I realize that all of this only considers the final output array(s) (such as when calling the current rdsamp), not the intermediate steps and the object attributes used to represent the signals.
I don't use wfdb.rdsamp, and I'd encourage anyone still using it to use wfdb.rdrecord instead. wfdb.rdsamp always returns a two-dimensional array, and I don't think it would be useful to change that behavior now.
rdrecord does not return an array or a list. It returns a Record object. A Record object has numerous attributes and methods. That means there's no reason a Record object cannot simultaneously provide access to many different views of the same data.
At the same time, I'm still not clear why it would be beneficial to provide data as a list-of-equal-length-arrays. I see that as being redundant (it's not any more efficient, and it's less useful for some applications, than a 2D array), and possibly confusing (at present if a Record has an e_p_signal then you know it hasn't been resampled.)
An idea I mentioned in the meeting today was to allow the p_signal
(and e_p_signal
, etc.) attributes to be lazily loaded, perhaps if you call rdrecord
with stream=True
or something like that.
A very rough sketch might look like this:
def rdrecord(record_name, sampfrom=0, sampto=None, stream=False):
record = rdheader(record_name)
if sampto is None:
sampto = record.sig_len
if stream:
record.p_signal = Lazy2DSignalArray(record, sampfrom, sampto)
else:
record.p_signal = _read_2d_signals(record, sampfrom, sampto)
return record
class Lazy2DSignalArray:
def __init__(self, record, sampfrom, sampto):
self._record = record
self._base = sampfrom
self._len = sampto - sampfrom
def __len__(self):
return self._len
def __getitem__(self, key):
if isinstance(key, slice):
(start, stop, step) = key.indices(self._len)
data = _read_2d_signals(self._record,
start + self._base,
stop + self._base)
return data[::step]
elif isinstance(key, tuple):
return self[key[0]][key[1:]]
elif hasattr(key, '__index__'):
return self[key:key+1][0]
else:
raise TypeError
Just catching up on this!
Let's not worry about backwards compatibility here.

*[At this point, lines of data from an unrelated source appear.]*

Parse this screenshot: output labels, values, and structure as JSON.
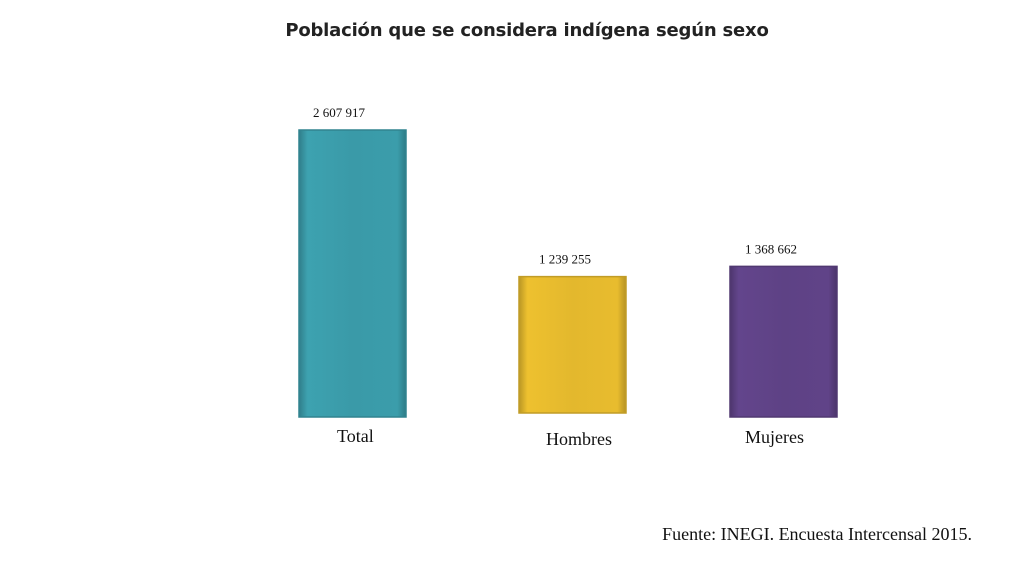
{
  "chart_data": {
    "type": "bar",
    "title": "Población que se considera indígena según sexo",
    "categories": [
      "Total",
      "Hombres",
      "Mujeres"
    ],
    "values": [
      2607917,
      1239255,
      1368662
    ],
    "value_labels": [
      "2 607 917",
      "1 239 255",
      "1 368 662"
    ],
    "colors": [
      "#3a9aa8",
      "#e3b82d",
      "#5e4285"
    ],
    "xlabel": "",
    "ylabel": "",
    "ylim": [
      0,
      2607917
    ],
    "grid": false,
    "legend": "none",
    "source": "Fuente: INEGI. Encuesta Intercensal 2015."
  }
}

The current API behavior is not ideal, and does not allow the user to get a predictable output.
What about deprecating rdrecord
and introducing wfdb.read_record()
or maybe just wfdb.read()
?
What do people think of the suggestion of having two params: return_dims and smooth_frames? return_dims will apply for both single and multi-frequency signals, and smooth_frames will apply only to multi-frequency signals.
Is return_dims
necessary at all? The fact that it leads to situations like (2, False): Illegal combination.
isn't nice. Could we treat everything as 2d and maybe have some kind of binary flatten
flag if necessary?
What about deprecating
rdrecord
and introducingwfdb.read_record()
or maybe justwfdb.read()
?
That's the long term plan. We want a major version where old and new APIs are available, and then another one that removes the old ones.
Is
return_dims
necessary at all? The fact that it leads to situations like(2, False): Illegal combination.
isn't nice. Could we treat everything as 2d and maybe have some kind of binaryflatten
flag if necessary?
flatten
essentially does the same thing as return_dims
and the illegal combination issue would still hold. I'd argue that it's a worse keyword to use, since flattening an array may mean different things, thus making the keyword less explicit.
Hot off the press: https://github.com/MIT-LCP/wfdb-python/pull/388
See the top level functions at the bottom of the module demonstrating a non-streaming and streaming (needs a lot of work) API. My biggest takeaway while playing around with this: Why does any class/object need to have the array as one of its attribute? Does it benefit the library, or the user? If we just separate the full data array from the class/object, we can remove the p_signal/d_signal/e_p_signal naming garbage.
^^ Thinking about it more, separating the signal data from the object may bring more confusion than benefits. Imagine reading a JPEG file into an Image
object, and not having the bytes as an object field. That would be very strange.